As proposed by House Energy and Commerce Committee chairman Rep. Joe Barton (R-Texas), cable operators would, after the transition, be required to place analog and digital local-TV signals on the basic tier, which consumers must purchase before signing up for any cable programming service.
As long as cable operators continue to need to please both analog- and digital-equipped customers, Barton’s basic-tier mandate could send basic rates soaring.
A Barton aide dismissed this concern, saying basic rates would largely remain price-regulated at the local level.
In 2001, the FCC indicated that MSOs could recover costs to add local DTV signals but “rate adjustments should only apply to those that purchase digital programming.”

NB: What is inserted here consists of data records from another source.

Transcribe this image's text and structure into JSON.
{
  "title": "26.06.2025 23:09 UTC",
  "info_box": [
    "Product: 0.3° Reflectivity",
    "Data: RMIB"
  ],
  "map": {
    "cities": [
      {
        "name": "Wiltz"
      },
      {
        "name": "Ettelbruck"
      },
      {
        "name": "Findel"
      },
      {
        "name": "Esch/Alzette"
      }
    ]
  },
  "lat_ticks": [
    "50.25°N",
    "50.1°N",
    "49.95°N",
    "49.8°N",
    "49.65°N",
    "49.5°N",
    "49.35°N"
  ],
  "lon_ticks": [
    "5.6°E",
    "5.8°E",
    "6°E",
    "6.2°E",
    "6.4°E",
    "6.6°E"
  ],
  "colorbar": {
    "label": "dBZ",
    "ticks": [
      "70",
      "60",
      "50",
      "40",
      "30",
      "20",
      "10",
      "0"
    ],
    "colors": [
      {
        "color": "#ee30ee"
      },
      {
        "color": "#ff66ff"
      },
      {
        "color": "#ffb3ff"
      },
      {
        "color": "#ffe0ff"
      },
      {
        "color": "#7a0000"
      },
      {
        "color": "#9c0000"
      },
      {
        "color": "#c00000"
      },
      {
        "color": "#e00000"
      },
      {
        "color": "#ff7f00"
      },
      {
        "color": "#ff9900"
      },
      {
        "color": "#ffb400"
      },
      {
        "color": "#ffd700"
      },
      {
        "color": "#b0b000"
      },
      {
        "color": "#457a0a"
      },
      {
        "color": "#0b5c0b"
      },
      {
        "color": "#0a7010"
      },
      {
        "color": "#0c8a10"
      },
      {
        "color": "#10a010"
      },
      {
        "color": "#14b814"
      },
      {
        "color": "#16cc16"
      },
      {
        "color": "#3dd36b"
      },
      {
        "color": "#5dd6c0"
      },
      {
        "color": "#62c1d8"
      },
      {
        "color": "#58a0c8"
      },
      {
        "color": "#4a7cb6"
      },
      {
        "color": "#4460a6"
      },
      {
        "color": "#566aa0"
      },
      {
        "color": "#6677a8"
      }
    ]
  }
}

Because Barton’s bill would require all cable subscribers to “purchase digital programming,” it would appear to undermine the FCC’s effort to limit digital cost increases to digital subscribers.
Although MSOs get a lot of grief for raising rates, they at least can attribute increases to the addition of new channels so that per-channel rates remain flat or actually decline when adjusted for inflation.
Barton’s approach would appear to mean that all-analog cable subscribers would need to buy digital signals they can’t view, and all-digital subscribers would need to buy analog signals they don’t want.